資本市場涉及種類繁多、數量龐大的各類市場主體,建立透明公平的規則、有效監管違法違規行為,是歷屆證監會努力的目標。然而,手握發行審核、市場監管兩項職能的同時,證監會也長期陷於技術性事務當中,監管效率大打折扣。

“過去由於監管手段單一、監管者精力不濟,監管的對象主要集中在二級市場。現在,從上市公司到證券中介,從新股發行到二級市場,從大機構、大資金到遊資,都被納入了監管視野。”董登新說,證監會下放監管權,實質上是在“解放自己”。

另一位資深證券律師也對第一財經記者表示,業界對證監會分權、放權有預期,從基金業協會對基金行業的自律監管來看效果不錯,同時證監會也不希望陷入具體事務當中,未來交易所的權限會逐步擴大。

當前證監系統已形成多個層次、各有側重的監管框架。證監會發行部、上市部、機構部、基金部等分別負責對擬上市企業、上市公司、券商、基金的日常監管;稽查局負責線索篩選及案件調查;交易所負責市場監控及線索發現;基金業協會、證券業協會及上市公司協會等進行自律監管。

證監系統內部有一支稽查隊伍,包括稽查局、稽查總隊、36家證監局、滬深專員辦等,共有約800人的稽查力量,由稽查局統一指揮,協同合力辦案。稽查局是證監會打擊市場違法的主要力量,該部門負責統一處理各類違法違規線索,組織重大案件查辦。

資本市場飛速發展,監管任務日趨繁重。除滬深兩市3100多家上市公司外,還有眾多資本運作項目需要監管。
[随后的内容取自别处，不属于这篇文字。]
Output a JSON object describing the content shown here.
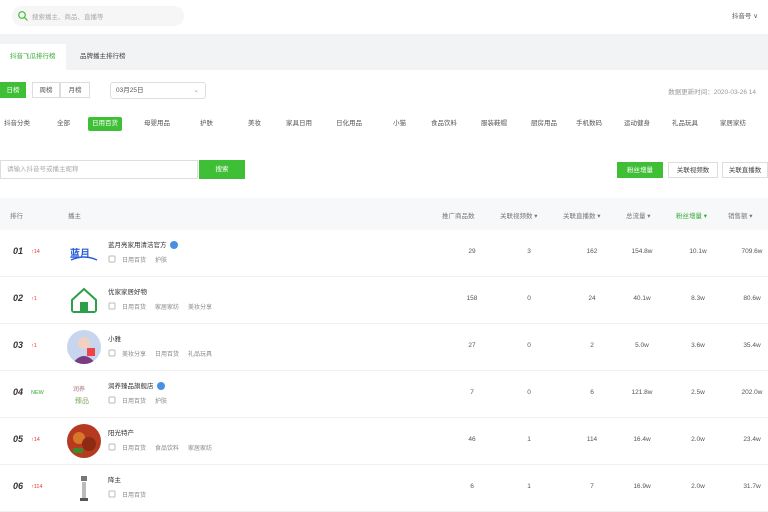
{
  "search": {
    "placeholder": "搜索播主、商品、直播等"
  },
  "user": {
    "label": "抖音号 ∨"
  },
  "tabs": [
    {
      "label": "抖音飞瓜排行榜"
    },
    {
      "label": "品牌播主排行榜"
    }
  ],
  "period": {
    "day": "日榜",
    "week": "周榜",
    "month": "月榜",
    "date": "03月25日"
  },
  "update_text": "数据更新时间：2020-03-26 14",
  "categories": [
    "抖音分类",
    "全部",
    "日用百货",
    "母婴用品",
    "护肤",
    "美妆",
    "家具日用",
    "日化用品",
    "小猫",
    "食品饮料",
    "服装鞋帽",
    "厨房用品",
    "手机数码",
    "运动健身",
    "礼品玩具",
    "家居家纺"
  ],
  "keyword": {
    "placeholder": "请输入抖音号或播主昵称",
    "button": "搜索"
  },
  "sort": [
    "粉丝增量",
    "关联视频数",
    "关联直播数"
  ],
  "columns": [
    "排行",
    "播主",
    "推广商品数",
    "关联视频数",
    "关联直播数",
    "总流量",
    "粉丝增量",
    "销售额"
  ],
  "rows": [
    {
      "rank": "01",
      "change": "↑14",
      "dir": "up",
      "name": "蓝月亮家用清洁官方",
      "verified": true,
      "tags": [
        "日用百货",
        "护肤"
      ],
      "goods": "29",
      "videos": "3",
      "lives": "162",
      "traffic": "154.8w",
      "fans": "10.1w",
      "sales": "709.6w"
    },
    {
      "rank": "02",
      "change": "↑1",
      "dir": "up",
      "name": "优家家居好物",
      "verified": false,
      "tags": [
        "日用百货",
        "家居家纺",
        "美妆分享"
      ],
      "goods": "158",
      "videos": "0",
      "lives": "24",
      "traffic": "40.1w",
      "fans": "8.3w",
      "sales": "80.6w"
    },
    {
      "rank": "03",
      "change": "↑1",
      "dir": "up",
      "name": "小雅",
      "verified": false,
      "tags": [
        "美妆分享",
        "日用百货",
        "礼品玩具"
      ],
      "goods": "27",
      "videos": "0",
      "lives": "2",
      "traffic": "5.0w",
      "fans": "3.6w",
      "sales": "35.4w"
    },
    {
      "rank": "04",
      "change": "NEW",
      "dir": "down",
      "name": "润养臻品旗舰店",
      "verified": true,
      "tags": [
        "日用百货",
        "护肤"
      ],
      "goods": "7",
      "videos": "0",
      "lives": "6",
      "traffic": "121.8w",
      "fans": "2.5w",
      "sales": "202.0w"
    },
    {
      "rank": "05",
      "change": "↑14",
      "dir": "up",
      "name": "阳光特产",
      "verified": false,
      "tags": [
        "日用百货",
        "食品饮料",
        "家居家纺"
      ],
      "goods": "46",
      "videos": "1",
      "lives": "114",
      "traffic": "16.4w",
      "fans": "2.0w",
      "sales": "23.4w"
    },
    {
      "rank": "06",
      "change": "↑114",
      "dir": "up",
      "name": "降主",
      "verified": false,
      "tags": [
        "日用百货"
      ],
      "goods": "6",
      "videos": "1",
      "lives": "7",
      "traffic": "16.9w",
      "fans": "2.0w",
      "sales": "31.7w"
    }
  ],
  "colors": {
    "accent": "#3fbf36",
    "up": "#e33333",
    "new": "#33aa33"
  }
}
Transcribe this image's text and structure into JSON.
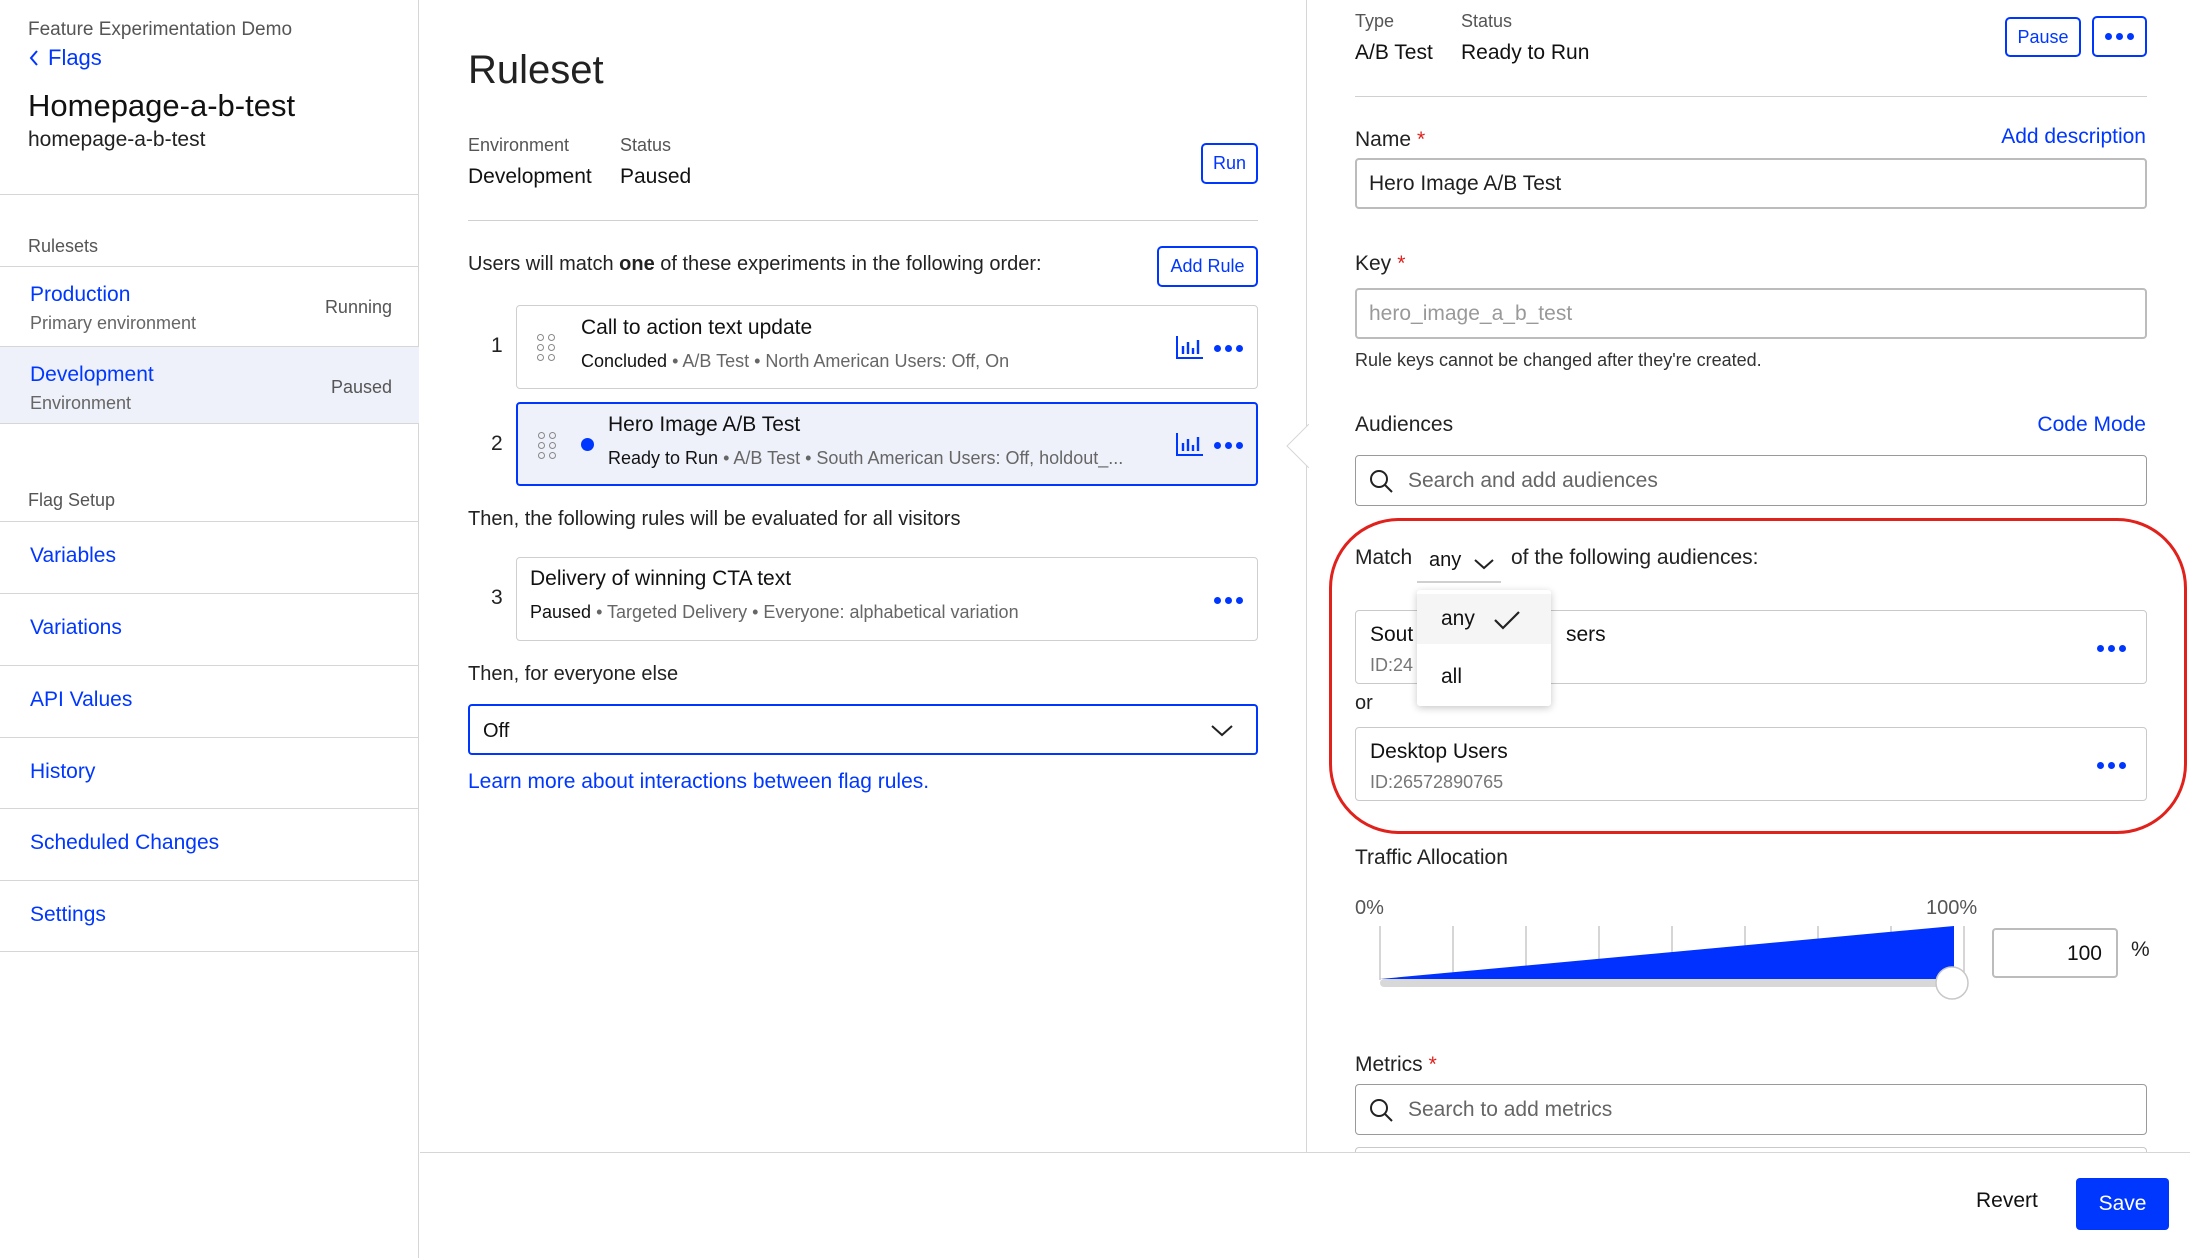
{
  "sidebar": {
    "project_name": "Feature Experimentation Demo",
    "back_label": "Flags",
    "flag_title": "Homepage-a-b-test",
    "flag_key": "homepage-a-b-test",
    "rulesets_label": "Rulesets",
    "environments": [
      {
        "name": "Production",
        "sub": "Primary environment",
        "status": "Running"
      },
      {
        "name": "Development",
        "sub": "Environment",
        "status": "Paused"
      }
    ],
    "flag_setup_label": "Flag Setup",
    "nav": [
      "Variables",
      "Variations",
      "API Values",
      "History",
      "Scheduled Changes",
      "Settings"
    ]
  },
  "ruleset": {
    "title": "Ruleset",
    "environment_label": "Environment",
    "environment_value": "Development",
    "status_label": "Status",
    "status_value": "Paused",
    "run_label": "Run",
    "match_text_pre": "Users will match ",
    "match_text_bold": "one",
    "match_text_post": " of these experiments in the following order:",
    "add_rule_label": "Add Rule",
    "rules": [
      {
        "num": "1",
        "title": "Call to action text update",
        "status": "Concluded",
        "type": "A/B Test",
        "detail": "North American Users: Off, On"
      },
      {
        "num": "2",
        "title": "Hero Image A/B Test",
        "status": "Ready to Run",
        "type": "A/B Test",
        "detail": "South American Users: Off, holdout_..."
      },
      {
        "num": "3",
        "title": "Delivery of winning CTA text",
        "status": "Paused",
        "type": "Targeted Delivery",
        "detail": "Everyone: alphabetical variation"
      }
    ],
    "then_all_text": "Then, the following rules will be evaluated for all visitors",
    "then_everyone_text": "Then, for everyone else",
    "everyone_else_value": "Off",
    "learn_more": "Learn more about interactions between flag rules."
  },
  "detail": {
    "type_label": "Type",
    "type_value": "A/B Test",
    "status_label": "Status",
    "status_value": "Ready to Run",
    "pause_label": "Pause",
    "name_label": "Name",
    "add_description": "Add description",
    "name_value": "Hero Image A/B Test",
    "key_label": "Key",
    "key_value": "hero_image_a_b_test",
    "key_help": "Rule keys cannot be changed after they're created.",
    "audiences_label": "Audiences",
    "code_mode": "Code Mode",
    "audiences_placeholder": "Search and add audiences",
    "match_label": "Match",
    "match_value": "any",
    "match_suffix": "of the following audiences:",
    "match_options": [
      "any",
      "all"
    ],
    "audiences": [
      {
        "name_start": "Sout",
        "name_end": "sers",
        "id": "ID:24"
      },
      {
        "name": "Desktop Users",
        "id": "ID:26572890765"
      }
    ],
    "or_label": "or",
    "traffic_label": "Traffic Allocation",
    "traffic_min_label": "0%",
    "traffic_max_label": "100%",
    "traffic_value": "100",
    "traffic_unit": "%",
    "traffic_fraction": 1.0,
    "metrics_label": "Metrics",
    "metrics_placeholder": "Search to add metrics"
  },
  "footer": {
    "revert_label": "Revert",
    "save_label": "Save"
  },
  "colors": {
    "accent": "#0037ff",
    "required": "#e0211c",
    "highlight_ring": "#e0211c",
    "active_bg": "#eef1fa"
  }
}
IPO方面,截至4月13日,排隊企業依然多達622家,其中包括正常待審企業529家和中止審查企業55家;再融資項目348個,包括定增、公司債、配股、可轉債等多種類型;還有106個並購重組項目排隊待審。

雖然進程緩慢,但證監會的權力下放一直在推進。2014年2月,中國證券投資基金業協會按照證監會要求,開展私募基金登記備案,對基金業協會進行自律監管;2015年12月,證監會宣布將委托滬深交易所承擔案件具體調查工作職責,證監會保留處罰權,標誌著交易所委托執法試點正式啟動。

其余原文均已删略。